The My Lai atrocity in Vietnam was revealed relatively soon after it
occurred. But it was more than 40 years after the Korean War that we
learned US soldiers had fired into thousands of unarmed Korean civilian
refugees, because they feared troops were hiding among them. How many
air strikes in Afghanistan and Iraq kill the innocent yet go unrecorded,
because journalists are no longer safe to travel in these remote,
dangerous areas?
Looking back, I found out about Baha Mousa only because it was still
safe - just - to move around in Basra in 2004, to knock on front doors,
visit hospitals, interview grieving relatives without the fear of being
kidnapped or having my throat cut. Baha Mousa's young wife had died only
a few months before him - from a tumour of the brain - and his two small
children sat devastated in their home, staring at me as if I were a war
criminal. His father, Daoud, said to me then, as he says in his latest
affidavit: "As for me, Baha was not just my son, he was my friend."

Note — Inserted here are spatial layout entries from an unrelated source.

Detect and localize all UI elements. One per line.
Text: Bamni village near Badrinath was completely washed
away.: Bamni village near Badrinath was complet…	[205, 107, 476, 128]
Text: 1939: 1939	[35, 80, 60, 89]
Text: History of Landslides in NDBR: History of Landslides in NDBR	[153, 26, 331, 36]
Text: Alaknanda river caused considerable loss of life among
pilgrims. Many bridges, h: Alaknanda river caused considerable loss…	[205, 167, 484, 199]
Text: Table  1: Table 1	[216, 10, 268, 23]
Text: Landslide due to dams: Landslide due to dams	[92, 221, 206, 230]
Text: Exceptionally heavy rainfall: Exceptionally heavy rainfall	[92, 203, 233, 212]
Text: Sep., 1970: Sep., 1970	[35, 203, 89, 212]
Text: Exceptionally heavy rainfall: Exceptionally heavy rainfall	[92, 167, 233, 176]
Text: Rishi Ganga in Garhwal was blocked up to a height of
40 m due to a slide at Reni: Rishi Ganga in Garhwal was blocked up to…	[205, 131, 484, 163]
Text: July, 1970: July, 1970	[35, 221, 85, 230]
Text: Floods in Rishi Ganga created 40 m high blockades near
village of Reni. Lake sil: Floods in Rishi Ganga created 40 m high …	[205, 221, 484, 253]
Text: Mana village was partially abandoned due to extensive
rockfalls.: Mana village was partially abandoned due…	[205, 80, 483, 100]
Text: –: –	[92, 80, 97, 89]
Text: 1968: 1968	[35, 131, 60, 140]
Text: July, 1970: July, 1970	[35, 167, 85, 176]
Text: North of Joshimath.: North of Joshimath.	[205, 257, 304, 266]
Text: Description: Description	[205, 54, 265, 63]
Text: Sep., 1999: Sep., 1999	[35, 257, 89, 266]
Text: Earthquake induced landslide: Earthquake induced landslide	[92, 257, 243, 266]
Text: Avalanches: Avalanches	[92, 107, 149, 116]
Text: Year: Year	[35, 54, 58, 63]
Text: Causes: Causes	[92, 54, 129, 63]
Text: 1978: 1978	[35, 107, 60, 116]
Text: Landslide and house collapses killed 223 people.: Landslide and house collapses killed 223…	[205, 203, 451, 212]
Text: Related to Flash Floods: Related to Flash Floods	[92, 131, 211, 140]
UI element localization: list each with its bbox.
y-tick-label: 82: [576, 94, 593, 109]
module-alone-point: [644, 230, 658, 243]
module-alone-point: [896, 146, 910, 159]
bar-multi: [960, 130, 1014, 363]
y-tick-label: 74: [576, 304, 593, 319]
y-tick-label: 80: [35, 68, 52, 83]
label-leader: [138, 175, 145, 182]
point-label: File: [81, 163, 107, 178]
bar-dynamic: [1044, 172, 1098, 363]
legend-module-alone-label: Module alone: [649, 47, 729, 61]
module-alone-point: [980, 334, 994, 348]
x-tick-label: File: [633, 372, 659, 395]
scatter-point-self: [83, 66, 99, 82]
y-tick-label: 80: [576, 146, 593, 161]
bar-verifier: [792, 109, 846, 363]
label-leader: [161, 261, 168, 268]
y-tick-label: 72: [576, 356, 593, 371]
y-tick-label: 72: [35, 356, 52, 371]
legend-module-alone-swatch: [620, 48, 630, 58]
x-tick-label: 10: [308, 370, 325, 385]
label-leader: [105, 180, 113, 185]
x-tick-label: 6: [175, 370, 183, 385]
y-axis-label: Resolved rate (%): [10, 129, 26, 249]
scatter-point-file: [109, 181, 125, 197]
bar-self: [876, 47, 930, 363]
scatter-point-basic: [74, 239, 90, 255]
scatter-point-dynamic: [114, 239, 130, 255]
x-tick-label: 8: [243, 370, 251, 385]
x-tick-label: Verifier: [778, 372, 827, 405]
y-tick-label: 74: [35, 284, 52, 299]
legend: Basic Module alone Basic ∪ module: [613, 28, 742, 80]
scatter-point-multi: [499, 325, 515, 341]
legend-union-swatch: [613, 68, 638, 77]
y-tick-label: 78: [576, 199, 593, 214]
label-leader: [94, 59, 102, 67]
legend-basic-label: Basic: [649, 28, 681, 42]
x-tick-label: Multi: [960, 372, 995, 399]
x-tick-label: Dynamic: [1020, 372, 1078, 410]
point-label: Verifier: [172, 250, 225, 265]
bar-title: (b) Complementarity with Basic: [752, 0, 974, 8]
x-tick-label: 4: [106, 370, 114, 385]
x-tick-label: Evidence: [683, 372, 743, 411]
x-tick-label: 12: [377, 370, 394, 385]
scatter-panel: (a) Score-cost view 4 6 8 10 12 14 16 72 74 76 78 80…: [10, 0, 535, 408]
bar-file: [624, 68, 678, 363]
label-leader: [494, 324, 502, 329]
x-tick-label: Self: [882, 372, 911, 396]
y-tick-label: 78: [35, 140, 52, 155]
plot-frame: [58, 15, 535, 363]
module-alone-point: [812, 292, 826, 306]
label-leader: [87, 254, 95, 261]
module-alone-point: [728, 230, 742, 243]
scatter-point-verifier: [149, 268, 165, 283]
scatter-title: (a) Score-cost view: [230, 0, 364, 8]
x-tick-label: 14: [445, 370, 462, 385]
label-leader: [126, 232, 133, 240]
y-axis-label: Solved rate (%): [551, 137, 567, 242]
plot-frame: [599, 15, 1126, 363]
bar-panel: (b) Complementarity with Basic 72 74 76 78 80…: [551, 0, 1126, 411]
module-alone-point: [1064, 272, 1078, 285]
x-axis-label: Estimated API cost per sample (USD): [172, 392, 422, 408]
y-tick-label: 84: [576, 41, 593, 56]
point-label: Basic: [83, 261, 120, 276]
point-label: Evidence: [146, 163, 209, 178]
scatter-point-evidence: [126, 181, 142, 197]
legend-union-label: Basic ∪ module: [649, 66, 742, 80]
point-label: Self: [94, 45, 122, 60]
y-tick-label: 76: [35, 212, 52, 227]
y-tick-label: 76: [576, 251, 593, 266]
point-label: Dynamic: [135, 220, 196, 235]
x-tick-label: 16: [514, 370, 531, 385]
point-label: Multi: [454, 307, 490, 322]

His indignation at the failure of the British courts martial to convict
anyone for Baha's murder rings through his affidavit, a moving cry for
justice from a good man in Iraq who expected British troops to protect
his family, not kill his son. He even believed an officer who promised
to look after Baha, two days before Daoud was invited to inspect and
identify his broken body.
How have we failed these people! What culture created these young men
who treated their civilian prisoners with such contempt, cursing them
and - if the documents are accurate - calling them "shit" and treating
them like animals? Did it come from Glasgow or Cardiff or London or from
some prison - yes, quite a lot of British soldiers are ex-prisoners
themselves, former guests of Her Majesty who know all about prison rules
and prison abuse.
How come the Americans tortured men at Abu Ghraib - officially permitted
to do so, as we now know - without realising that they were breaking the
rules of ordinary humanity? Is this the result, perhaps, of all those
violent, virtual reality worlds so shockingly documented by Tim Guest in
his new book, Second Lives, where pain no longer hurts, where lives are
only "virtual", where killing is easy?
Yes, I know the old saw, that our chaps are up against it, risking their
lives in the front line, occasionally running over the traces amid the
fear and drama of battle, a few rotten apples, etc. That's what we said
about the 1st Battalion, the Parachute Regiment when they killed 14
innocent Catholic civilians in Derry in 1972. First Para? Salt of the
earth. Maybe they just broke after so much abuse and danger - except
that 1st Para were a reserve battalion at the time, largely confined to
Palace Barracks outside Belfast.
And the soldiers in Basra? They were beating their prisoners in the
comfort of their barracks - "Chemical Ali's" old jail, of course - in
the comparative safety of Basra in the immediate post-invasion months.
It's all up now, of course. Iraq is a hell-disaster and the old clichés
about "hearts and minds" are as dry as the sand on the desert floor.
Maybe there are hearts and minds to be maintained inside the Green Zone
in Baghdad or any of the other "green zones" around the Middle East
where our Western forces shelter from their enemies in their modern
versions of the Crusader castles that once littered the Holy Land. But
the moral high ground - if ever it could have existed after Tony Blair
and George Bush's illegal invasion - has long ago been abandoned.
We will leave Iraq with all our dreams in pieces, and it will be left to
Iraqis themselves - men like Daoud Mousa, carrying the grief of his
son's death with him for ever - to create a new country out of the pain
and sorrow we leave behind for them.